A constant, in all the years that I have been working as a programmer, are planning errors. I am not referring only to the time estimates, but also to the designs that we make prior to programming. Once a state, class or collaboration diagram was designed to analyze how to solve a certain problem, when implementing said design we found that it was incomplete, or even wrong. We find details and cases not analyzed, which of course force you to change the design.
This not only happens in computing, it happens in any human discipline. We are so narcissistic that we come to believe that we have designed everything prior to its construction. We do not realize that we cannot foresee what we do not know, nor even calculate its risk. Marshal Helmuth Carl Bernard von Moltke coined the phrase: “No Plan, however good it may be, resists its first contact with the enemy, with reality”. It is a constant in any area that plans fail. Public works plans anywhere in the world are notorious for never meeting budget.

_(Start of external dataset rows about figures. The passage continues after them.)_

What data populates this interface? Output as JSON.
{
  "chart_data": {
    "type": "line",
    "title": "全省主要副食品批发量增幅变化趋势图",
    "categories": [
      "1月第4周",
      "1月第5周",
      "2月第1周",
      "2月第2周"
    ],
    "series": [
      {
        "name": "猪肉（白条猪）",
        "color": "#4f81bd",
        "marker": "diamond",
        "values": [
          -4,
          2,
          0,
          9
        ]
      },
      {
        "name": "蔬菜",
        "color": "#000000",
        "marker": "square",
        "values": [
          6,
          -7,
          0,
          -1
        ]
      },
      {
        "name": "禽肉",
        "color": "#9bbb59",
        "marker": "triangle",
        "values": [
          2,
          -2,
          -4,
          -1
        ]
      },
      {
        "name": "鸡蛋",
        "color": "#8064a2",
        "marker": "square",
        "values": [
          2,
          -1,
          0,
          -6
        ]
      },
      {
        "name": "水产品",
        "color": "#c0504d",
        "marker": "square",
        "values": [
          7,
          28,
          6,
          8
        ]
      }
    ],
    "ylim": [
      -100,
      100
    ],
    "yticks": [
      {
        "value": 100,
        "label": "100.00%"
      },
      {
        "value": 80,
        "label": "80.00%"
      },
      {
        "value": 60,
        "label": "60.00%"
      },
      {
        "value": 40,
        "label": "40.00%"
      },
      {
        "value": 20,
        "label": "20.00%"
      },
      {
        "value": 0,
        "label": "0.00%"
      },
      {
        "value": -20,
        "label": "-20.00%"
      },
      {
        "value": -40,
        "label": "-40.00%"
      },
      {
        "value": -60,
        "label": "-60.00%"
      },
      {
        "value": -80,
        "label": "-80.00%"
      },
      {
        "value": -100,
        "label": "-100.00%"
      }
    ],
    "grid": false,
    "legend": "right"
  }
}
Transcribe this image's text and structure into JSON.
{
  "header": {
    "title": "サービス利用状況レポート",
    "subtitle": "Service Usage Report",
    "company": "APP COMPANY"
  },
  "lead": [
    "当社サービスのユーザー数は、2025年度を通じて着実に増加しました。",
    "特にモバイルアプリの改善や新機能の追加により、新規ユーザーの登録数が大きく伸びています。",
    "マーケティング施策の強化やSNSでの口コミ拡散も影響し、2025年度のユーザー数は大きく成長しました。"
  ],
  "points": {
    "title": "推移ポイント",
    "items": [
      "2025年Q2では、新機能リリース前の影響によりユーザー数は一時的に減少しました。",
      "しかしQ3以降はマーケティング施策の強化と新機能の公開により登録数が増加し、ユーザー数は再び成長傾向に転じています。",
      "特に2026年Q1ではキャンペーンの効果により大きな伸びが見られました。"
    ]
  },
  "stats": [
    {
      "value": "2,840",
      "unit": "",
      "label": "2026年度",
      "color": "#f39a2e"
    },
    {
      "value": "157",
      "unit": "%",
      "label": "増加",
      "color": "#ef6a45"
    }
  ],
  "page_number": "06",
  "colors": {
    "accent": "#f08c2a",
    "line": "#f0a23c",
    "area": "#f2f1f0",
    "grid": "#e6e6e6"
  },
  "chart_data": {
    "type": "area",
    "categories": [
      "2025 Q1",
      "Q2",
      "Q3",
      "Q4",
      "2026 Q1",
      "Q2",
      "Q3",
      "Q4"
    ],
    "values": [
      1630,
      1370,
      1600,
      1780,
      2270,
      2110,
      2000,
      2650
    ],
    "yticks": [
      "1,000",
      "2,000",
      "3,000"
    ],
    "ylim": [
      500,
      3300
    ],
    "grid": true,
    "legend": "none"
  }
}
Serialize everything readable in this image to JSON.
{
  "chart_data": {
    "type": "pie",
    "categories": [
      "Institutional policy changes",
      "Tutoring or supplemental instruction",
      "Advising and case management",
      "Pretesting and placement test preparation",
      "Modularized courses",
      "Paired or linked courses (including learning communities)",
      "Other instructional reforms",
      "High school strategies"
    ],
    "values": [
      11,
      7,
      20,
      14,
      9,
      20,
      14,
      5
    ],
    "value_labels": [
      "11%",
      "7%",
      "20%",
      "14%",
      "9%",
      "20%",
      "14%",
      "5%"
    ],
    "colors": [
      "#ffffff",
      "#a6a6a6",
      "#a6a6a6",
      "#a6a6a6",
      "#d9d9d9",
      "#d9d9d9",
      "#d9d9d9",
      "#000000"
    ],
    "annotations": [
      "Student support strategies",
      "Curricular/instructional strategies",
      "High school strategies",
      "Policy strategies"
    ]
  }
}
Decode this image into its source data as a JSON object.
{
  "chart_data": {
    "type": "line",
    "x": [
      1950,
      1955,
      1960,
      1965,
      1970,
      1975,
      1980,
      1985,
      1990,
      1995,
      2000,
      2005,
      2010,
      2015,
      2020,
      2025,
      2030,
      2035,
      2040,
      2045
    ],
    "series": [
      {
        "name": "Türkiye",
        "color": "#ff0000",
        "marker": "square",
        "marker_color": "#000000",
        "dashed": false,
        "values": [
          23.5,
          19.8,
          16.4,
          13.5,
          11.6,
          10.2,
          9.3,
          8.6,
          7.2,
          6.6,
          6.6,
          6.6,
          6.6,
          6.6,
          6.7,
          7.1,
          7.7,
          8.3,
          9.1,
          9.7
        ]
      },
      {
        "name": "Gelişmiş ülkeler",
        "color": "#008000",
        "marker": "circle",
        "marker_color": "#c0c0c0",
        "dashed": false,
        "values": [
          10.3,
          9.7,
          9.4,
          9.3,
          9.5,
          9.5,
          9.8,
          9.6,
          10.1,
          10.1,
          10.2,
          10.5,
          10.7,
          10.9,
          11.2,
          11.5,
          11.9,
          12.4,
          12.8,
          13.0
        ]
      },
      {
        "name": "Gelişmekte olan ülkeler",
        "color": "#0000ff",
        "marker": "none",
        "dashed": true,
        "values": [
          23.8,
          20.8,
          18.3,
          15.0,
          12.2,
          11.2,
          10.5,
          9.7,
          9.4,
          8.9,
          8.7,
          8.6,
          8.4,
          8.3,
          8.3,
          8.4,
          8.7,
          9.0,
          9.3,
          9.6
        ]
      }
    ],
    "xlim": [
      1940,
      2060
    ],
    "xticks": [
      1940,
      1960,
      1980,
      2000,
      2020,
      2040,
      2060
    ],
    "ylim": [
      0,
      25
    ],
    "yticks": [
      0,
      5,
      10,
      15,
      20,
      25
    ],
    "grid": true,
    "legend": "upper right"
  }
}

The great Antonio Escohotado warned us of the original reason for these failures: “The difference between simple and complicated is that simple belongs to the world of imagination, complicated belongs to the world of reality: they are different worlds.” Our mind is very limited: it is practically impossible to understand all aspects of the real world. We do not realize it, probably because of our own mental limitation.
However, it would be wrong to conclude that plans are not necessary. According to Dwight Eisenhower: “Plans are useless, but planning is everything”. The initial plans offer us a point of support on which to start the task. Without them we wouldn’t even know where to start. But we must always be attentive to the unexpected, because it can change everything.